Romney refuses to back Kasich against govt unions

Campaigning in Ohio today, Massachusetts Gov. Mitt Romney stopped by a Republican Party phone-bank making calls in support of Gov. John Kasich’s government union reform referendum, but refused to endorse the actual referendum. CNN’s Peter Hamby called the scene an “incredible moment in politics.”

Kasich already signed his government union reforms into law in March of this year, not long after Wisconsin Gov. Scott Walker won his battle against government unions. But Democrats, with the help from the AFL-CIO, placed a referendum on next week’s ballot Issue 2, that would repeal the new law. A vote for the referendum would keep the law, a vote against would repeal.

Kasich’s new law: 1) bans government unions from bargaining over health insurance, 2) requires that all government union members pay at least 10% of their wages toward their pensions, 3) ends seniority rights as the sole factor in layoffs, 4) replaces seniority pay raises with merit pay raises, 5) bans government unions from striking, and 6) makes government union dues voluntary. But government unions would still be able to bargain about many other topics including pay and working conditions.

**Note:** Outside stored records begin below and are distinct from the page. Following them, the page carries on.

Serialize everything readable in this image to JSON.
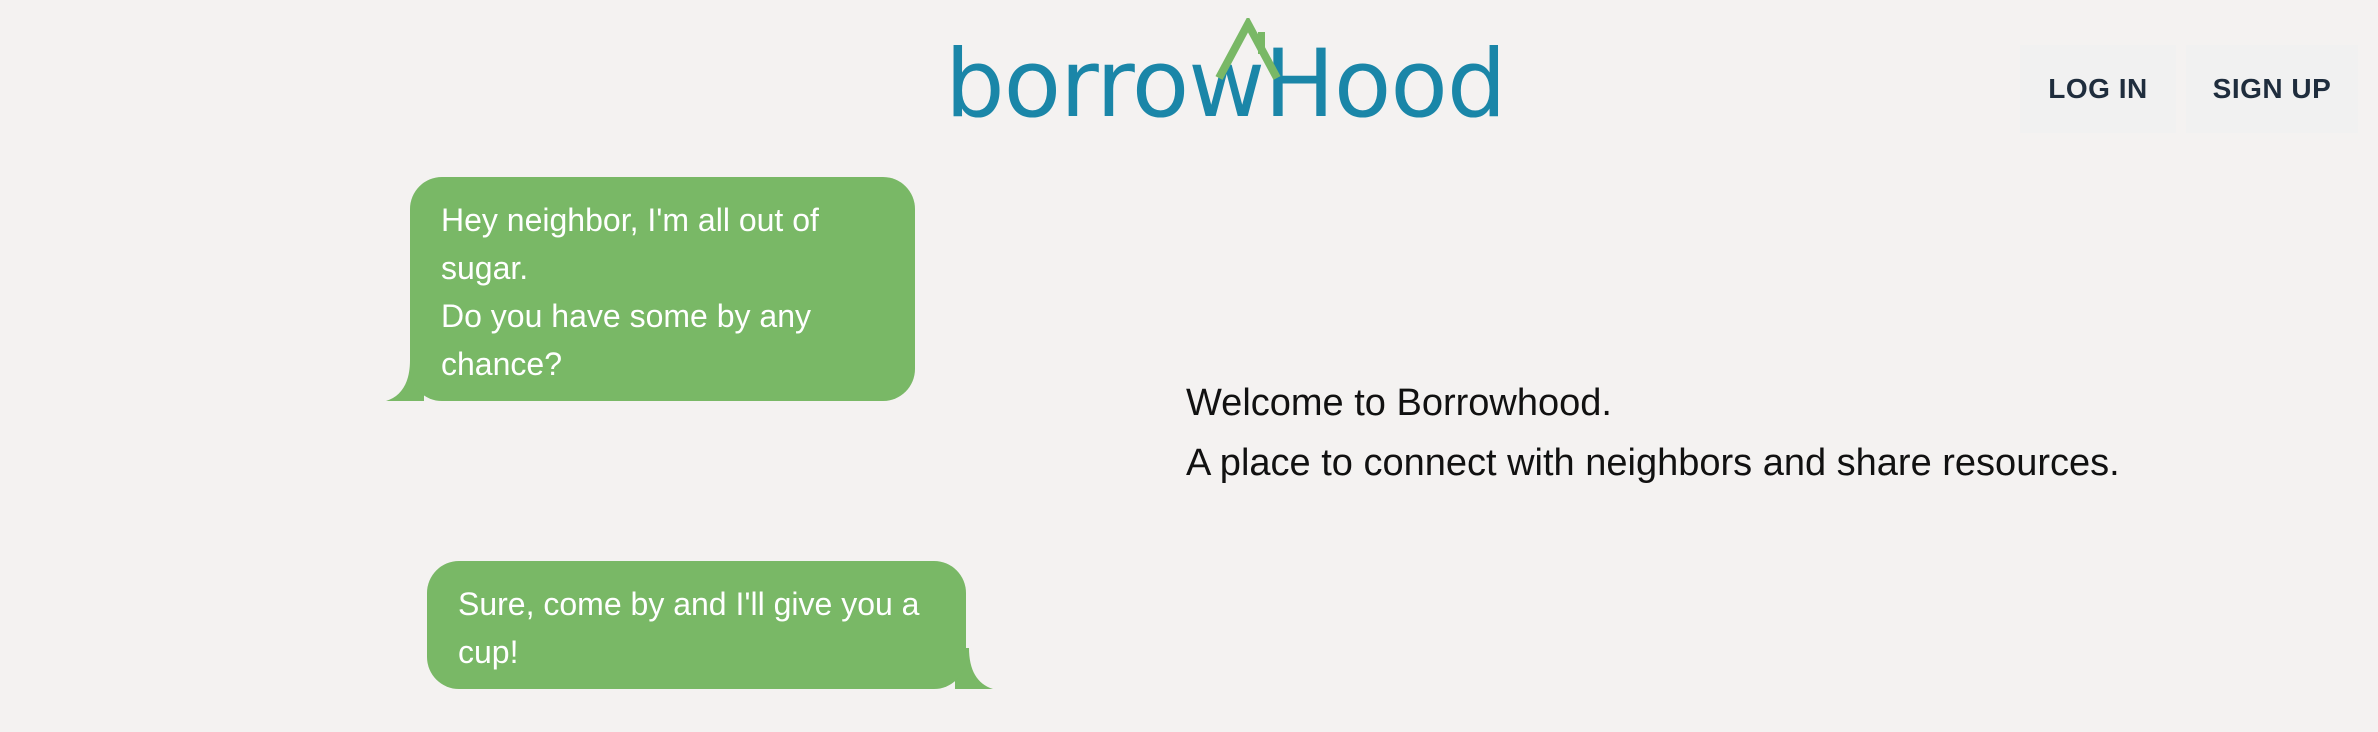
{
  "header": {
    "logo_text": "borrowHood",
    "login_label": "LOG IN",
    "signup_label": "SIGN UP"
  },
  "chat": {
    "message1_line1": "Hey neighbor, I'm all out of",
    "message1_line2": "sugar.",
    "message1_line3": "Do you have some by any",
    "message1_line4": "chance?",
    "message2_line1": "Sure, come by and I'll give you a",
    "message2_line2": "cup!"
  },
  "hero": {
    "line1": "Welcome to Borrowhood.",
    "line2": "A place to connect with neighbors and share resources."
  },
  "colors": {
    "brand": "#1a86a8",
    "bubble": "#79b866",
    "background": "#f4f2f1"
  }
}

The Ohio Chamber of Commerce, the Columbus Dispatch, the Cleveland Plain Dealer, Tim Pawlenty, and multiple mayors have all backed Kasich’s law. The Plain Dealer wrote:

Ohio [can’t] pass up this opportunity to break with an unsustainable status quo. Yes, change is scary. But look around: Not changing is even scarier. When they mark their ballots, Ohioans cannot worry about what is best for any political party or interest group — on either side of this debate. They need to consider what’s best for the future of their children, their communities, their state.

If Romney can’t endorse this common sense reform at the state level, why should conservatives believe he will fight against government unions at the federal level.